In 1832, in his twenty-third year, Robert Iredell married Teressa, daughter of Charles Jones, then of Norristown. They had four children who arrived at maturity. The eldest, Charles Jones Iredell, learned printing in his father's office, and on the breaking out of the rebellion entered the Fourth Regiment. Upon the expiration of its three months' service he was one of the four members who took part in the first battle of Bull Run. Subsequently he entered the Fifty-first Regiment under Colonel Hartranft, receiving the appointment of Sergeant Major. On the 13th of August, 1862, while going from Fortress Monroe to rejoin his regiment, he was lost on the ill fated steamer West Point, which was run down by the George Peabody, on the Potomac. Of this melancholy occurrence, Major Schall, in a letter from the army at the time, pays the following merited tribute to his memory:

"Among the number lost was our Sergeant Major, C. Jones Iredell. When the news of his death was made known we could hardly believe it. And as we walked through the camp we could hear his name on the lips of every soldier. Every one knew him, and every

one loved him. We can well remember him on the morning we left Newport News. Reluctantly, very reluctantly, did he remain behind. It was the first time the regiment marched off without him, but he yielded to the will and bid of the Surgeon. As we bade him good-bye, we little thought it was the last time we would hear his voice and gaze on him alive. But so it proved. Death appears when least expected. The steamer was almost within a stone's throw of its destination, and when danger was least apprehended she was struck, and in a moment sank to the bottom. Our friend was asleep at the time, it is said, and thus unconscious of danger he sank into that sleep from which there is no waking. We can hardly realize his death. Had he fallen on the field of battle we would be more reconciled, for there he seemed rather to court than shun death. He was most earnestly devoted to the cause for which he has given his life. From the very moment of the outbreak of the rebellion he gave his services to his country, and on the fields of Bull Run, Roanoke, Newbern and Camden, bravely did a soldier's duty. He possessed talents of a high order. His beautiful letters to the Herald and Free Press were perused with intense interest."

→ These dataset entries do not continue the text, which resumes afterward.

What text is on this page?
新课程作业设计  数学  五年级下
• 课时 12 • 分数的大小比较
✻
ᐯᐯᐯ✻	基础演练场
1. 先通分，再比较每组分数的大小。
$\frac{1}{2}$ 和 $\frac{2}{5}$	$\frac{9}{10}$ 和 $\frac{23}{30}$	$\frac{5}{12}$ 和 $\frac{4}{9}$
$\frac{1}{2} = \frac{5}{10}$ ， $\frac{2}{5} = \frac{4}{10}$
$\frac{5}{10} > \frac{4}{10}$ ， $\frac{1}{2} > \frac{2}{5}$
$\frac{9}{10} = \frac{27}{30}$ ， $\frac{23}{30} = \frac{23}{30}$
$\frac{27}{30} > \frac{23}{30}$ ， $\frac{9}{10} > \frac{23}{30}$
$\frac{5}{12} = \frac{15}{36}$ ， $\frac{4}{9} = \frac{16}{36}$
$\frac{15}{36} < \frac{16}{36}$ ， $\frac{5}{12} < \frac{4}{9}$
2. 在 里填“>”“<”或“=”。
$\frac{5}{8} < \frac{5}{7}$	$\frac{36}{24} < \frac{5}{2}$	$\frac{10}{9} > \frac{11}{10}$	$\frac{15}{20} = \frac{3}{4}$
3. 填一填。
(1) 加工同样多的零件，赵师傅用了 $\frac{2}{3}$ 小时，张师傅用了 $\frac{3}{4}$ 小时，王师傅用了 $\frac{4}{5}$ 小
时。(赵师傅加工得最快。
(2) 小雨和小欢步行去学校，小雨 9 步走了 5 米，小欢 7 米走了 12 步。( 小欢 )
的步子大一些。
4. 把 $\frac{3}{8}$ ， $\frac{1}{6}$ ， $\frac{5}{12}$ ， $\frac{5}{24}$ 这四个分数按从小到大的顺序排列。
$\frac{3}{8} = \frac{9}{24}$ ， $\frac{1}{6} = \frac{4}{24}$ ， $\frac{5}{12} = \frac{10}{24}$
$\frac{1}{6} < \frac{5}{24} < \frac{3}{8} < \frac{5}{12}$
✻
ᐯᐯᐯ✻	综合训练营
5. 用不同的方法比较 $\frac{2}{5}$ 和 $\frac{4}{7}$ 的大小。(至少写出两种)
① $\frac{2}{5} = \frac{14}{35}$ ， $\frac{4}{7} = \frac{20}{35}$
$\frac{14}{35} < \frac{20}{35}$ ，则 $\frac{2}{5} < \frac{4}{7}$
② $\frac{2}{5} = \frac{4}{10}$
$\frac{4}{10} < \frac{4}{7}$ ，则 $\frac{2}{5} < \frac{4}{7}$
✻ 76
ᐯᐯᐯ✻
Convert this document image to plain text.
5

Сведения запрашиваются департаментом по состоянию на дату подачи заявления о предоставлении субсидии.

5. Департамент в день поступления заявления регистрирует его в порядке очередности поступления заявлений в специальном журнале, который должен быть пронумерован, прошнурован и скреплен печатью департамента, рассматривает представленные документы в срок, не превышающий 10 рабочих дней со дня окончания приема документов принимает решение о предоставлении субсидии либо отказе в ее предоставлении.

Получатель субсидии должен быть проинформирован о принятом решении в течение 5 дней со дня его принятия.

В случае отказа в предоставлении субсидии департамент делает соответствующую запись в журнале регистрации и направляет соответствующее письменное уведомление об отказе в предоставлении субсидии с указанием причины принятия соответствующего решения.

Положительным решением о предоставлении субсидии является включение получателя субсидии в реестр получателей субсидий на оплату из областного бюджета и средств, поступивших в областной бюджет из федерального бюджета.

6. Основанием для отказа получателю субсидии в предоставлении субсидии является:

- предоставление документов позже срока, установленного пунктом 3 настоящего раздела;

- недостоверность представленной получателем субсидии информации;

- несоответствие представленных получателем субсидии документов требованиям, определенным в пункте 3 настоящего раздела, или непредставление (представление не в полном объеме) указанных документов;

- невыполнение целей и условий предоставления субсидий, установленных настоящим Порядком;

Their fourth son, James W. Iredell, Jr., was also a soldier in the Fifty-first Regiment until transferred to a clerkship in the commissary department at Newbern and Beaufort, North Carolina. He subsequently rejoined his regiment in the Army of the Potomac, and soon thereafter was appointed chief clerk in the Commissary department of the Ninth Army Corps, under General Burnside, where he remained till the close of the war. He is now in business in Cincinnati.

Their fifth son is Robert Iredell, Jr., who also learned printing, and for a time, as has been stated, was associated with M. R. Wills, Esq., in the publication of the Herald and Free Press In 1869 he purchased the Lehigh Register of Allentown, and soon after founded the Daily Chronicle, subsequently purchasing and joining to it the News, both of which papers he continues to issue at the present time with gratifying success. In 1877 he was appointed postmaster of the city of Allentown, which position he still holds.

Their youngest child is Phebe J. Iredell, who resides with her father.

The mother of these children died on the 12th of June, 1868.